Was wäre also der logische Schritt für den Nachfolger des iPhone X? Da dürften vor allem zwei Optionen stehen: iPhone X.2 (da das iPhone X ja nicht offiziell iPhone X 10.0 oder so heißt...) oder iPhone X 2018. Dazu noch eine Angabe der Displaygröße, also iPhone X 5,8 (2018), iPhone 4,4 (2018) oder was sonst noch passende Formate wären. Ein iPhone XI halten wir indes für sehr unwahrscheinlich. Ebenso eine Special Edition in vier Zoll und mit OLED-Screen, also eine Vereinigung von SE und X. Das würde sich nicht mal Apple trauen...

Was die Technik bringen könnte

Gewiss, das iPhone X erscheint uns heute als mehr oder minder perfekt, doch schreitet die technische Entwicklung stets voran und Apple jetzt ja nun zehn Jahre Zeit, das iPhone X inkrementell zu verbessern. Man braucht keine große Vorstellungskraft, dass die nächste CPU noch besser sein wird als der aktuell verbaute Chip A11 Bionic, auch beim Display wird es unweigerlich Fortschritte geben – und wenn es nur eine Lösung ist, die das Einbrennen weiter reduziert. Die Kameras aktueller iPhones sind schon sehr gut, aber selbst diese ließen sich weiter optimieren und sei es durch ein weiteres Objektiv für noch größeren optischen Zoom. Große Sprünge sind erst einmal nicht zu erwarten, wie die Technik aber in zehn Jahren aussieht, lässt sich nicht sagen. Vielleicht können wir unsere iPhones dann zusammenrollen oder wir haben gar keines mehr, weil unsere Wearables in Form von Brillen, Armbändern, Ringen, Ohrsteckern und Kleidung das Gerät in der Hand überflüssig gemacht haben. Konzentrieren wir uns aber erst auf das naheliegende, vor allem zeitlich nahe liegende.

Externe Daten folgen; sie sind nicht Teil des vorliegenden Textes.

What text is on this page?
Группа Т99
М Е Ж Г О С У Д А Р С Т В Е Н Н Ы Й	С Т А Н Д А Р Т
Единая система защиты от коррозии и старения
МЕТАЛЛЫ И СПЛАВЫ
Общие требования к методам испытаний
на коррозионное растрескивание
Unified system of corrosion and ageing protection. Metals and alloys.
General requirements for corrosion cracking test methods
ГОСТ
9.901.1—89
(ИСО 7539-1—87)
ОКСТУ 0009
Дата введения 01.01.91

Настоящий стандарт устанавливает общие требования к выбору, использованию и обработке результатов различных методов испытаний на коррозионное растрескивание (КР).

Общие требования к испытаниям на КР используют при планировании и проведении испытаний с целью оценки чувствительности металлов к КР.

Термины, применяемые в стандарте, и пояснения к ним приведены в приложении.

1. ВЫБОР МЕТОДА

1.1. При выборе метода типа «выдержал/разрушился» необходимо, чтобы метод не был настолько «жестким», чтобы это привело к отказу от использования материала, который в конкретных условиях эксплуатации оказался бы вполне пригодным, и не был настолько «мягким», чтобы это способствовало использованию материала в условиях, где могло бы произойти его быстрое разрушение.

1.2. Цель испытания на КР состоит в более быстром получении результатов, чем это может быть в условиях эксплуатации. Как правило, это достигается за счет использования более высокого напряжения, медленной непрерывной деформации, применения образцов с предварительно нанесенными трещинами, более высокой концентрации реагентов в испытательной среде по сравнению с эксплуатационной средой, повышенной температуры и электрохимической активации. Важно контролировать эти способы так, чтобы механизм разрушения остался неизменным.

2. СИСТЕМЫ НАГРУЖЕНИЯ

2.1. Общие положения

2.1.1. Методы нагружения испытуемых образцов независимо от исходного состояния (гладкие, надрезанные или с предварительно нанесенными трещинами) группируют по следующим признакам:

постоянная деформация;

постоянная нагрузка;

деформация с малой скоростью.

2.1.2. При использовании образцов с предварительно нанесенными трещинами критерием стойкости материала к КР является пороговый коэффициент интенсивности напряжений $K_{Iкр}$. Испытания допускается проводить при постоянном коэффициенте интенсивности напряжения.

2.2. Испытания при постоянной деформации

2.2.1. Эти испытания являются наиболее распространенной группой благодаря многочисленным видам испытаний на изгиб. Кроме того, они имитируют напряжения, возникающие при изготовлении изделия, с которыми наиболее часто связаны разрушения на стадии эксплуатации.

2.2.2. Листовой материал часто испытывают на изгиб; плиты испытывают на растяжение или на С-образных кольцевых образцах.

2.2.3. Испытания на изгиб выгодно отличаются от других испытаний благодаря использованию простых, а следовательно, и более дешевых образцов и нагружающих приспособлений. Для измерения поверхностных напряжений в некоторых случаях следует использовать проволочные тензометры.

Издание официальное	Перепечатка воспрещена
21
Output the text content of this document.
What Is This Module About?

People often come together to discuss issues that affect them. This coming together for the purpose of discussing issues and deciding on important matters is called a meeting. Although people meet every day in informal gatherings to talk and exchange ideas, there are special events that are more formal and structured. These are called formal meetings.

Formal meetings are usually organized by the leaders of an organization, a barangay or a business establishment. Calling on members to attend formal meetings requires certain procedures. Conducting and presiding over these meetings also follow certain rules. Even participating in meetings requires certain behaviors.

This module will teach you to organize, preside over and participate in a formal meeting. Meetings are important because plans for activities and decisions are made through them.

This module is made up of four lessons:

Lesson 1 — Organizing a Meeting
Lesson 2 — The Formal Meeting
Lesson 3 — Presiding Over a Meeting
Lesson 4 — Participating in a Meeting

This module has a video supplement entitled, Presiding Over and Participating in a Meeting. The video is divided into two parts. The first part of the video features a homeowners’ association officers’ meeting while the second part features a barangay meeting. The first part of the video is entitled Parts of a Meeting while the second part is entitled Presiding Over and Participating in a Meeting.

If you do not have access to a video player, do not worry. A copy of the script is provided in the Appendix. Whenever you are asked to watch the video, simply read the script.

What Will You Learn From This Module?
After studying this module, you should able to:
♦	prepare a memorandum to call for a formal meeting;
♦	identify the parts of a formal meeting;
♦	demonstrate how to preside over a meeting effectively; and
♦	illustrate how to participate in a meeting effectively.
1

Wie der meist recht treffsichere Analyst Ming-Chi Kuo behauptet, wird es Apple im Jahr 2018 in der Weiterentwicklung des iPhone X auf eine neue Rahmentechnologie setzen. Der Metallrahmen werde aus mehreren Teilen bestehen, was zu einer besseren Datentransmission führen soll. Jedenfalls habe Apple laut Kuos Informationen bei Catcher Technology und Casetek zweierlei Rahmen in größeren Mengen bestellt, einen für das aktuelle iPhone X und einen modifizierten für ein ähnliches Modell, dass jedoch auch ein wenig größer ausfallen soll.

Über weitere mögliche Optimierungen des iPhone X werden wir in den folgenden Monaten an dieser Stelle berichten.